The ubiquity of USB has made it a common vector for cyberattacks. A criminal can walk up to a machine, coolly slide a stick into a PC without arousing suspicions and wreak havoc on an entire network. It only takes a few seconds but the damage caused could be permanent.
That’s why Google is taking action to protect Chromebook users. The company has cooked up a simple yet effective tweak to the Chrome operating system that will make them much harder to hack via USB ports.
The feature is called USBGuard. Put simply, it prevents any USB devices from interacting with Chrome OS if the system has been locked. The ports may supply power to a malicious flash drive or mouse but USBGuard will prevent any code from being executed.
It’s not a foolproof solution, of course. There’s always a chance that you could sit down with your Chromebook, fail to notice that someone had plugged in something, and log back in. That could provide an opening for malware to slither its way into your system.
Still, it’s easy enough to make a habit of checking your computer for glaringly obvious signs of tampering before you start using it. The security of your data is well worth the second (or fraction thereof) it takes to glance at its ports and assure yourself that things look as they should.

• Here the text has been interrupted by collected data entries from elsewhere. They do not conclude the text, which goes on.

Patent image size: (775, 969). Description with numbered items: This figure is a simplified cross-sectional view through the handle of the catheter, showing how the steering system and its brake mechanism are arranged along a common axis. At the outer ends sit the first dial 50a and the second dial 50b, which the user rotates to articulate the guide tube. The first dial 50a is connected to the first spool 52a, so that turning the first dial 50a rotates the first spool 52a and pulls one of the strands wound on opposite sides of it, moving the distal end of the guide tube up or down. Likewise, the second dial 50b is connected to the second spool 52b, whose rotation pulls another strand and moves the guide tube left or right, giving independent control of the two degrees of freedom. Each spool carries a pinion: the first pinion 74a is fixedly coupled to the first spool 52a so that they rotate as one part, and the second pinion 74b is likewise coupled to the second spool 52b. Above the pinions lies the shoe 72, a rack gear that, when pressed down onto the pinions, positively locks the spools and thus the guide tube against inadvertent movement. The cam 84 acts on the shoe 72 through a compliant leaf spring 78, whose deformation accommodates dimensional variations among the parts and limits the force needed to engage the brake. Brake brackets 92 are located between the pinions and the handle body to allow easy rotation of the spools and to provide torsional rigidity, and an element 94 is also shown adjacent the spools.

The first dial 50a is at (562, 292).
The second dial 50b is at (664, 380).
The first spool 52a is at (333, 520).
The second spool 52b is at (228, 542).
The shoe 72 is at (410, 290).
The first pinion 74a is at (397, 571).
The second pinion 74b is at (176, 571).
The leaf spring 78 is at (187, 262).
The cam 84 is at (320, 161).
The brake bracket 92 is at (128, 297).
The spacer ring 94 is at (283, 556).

USBGuard will arrive on Chromebooks in the near future. For now, users who want to try it out can enable it by opening the chrome://flags page.
The concept of USBGuard should sound familiar. It’s quite similar to a feature Apple implemented on iPhones and iPads that was designed to thwart certain hardware-based lockscreen bypasses. If an iPhone or iPad has been idle for more than an hour, iOS now requires users to unlock their devices before allowing a USB connection.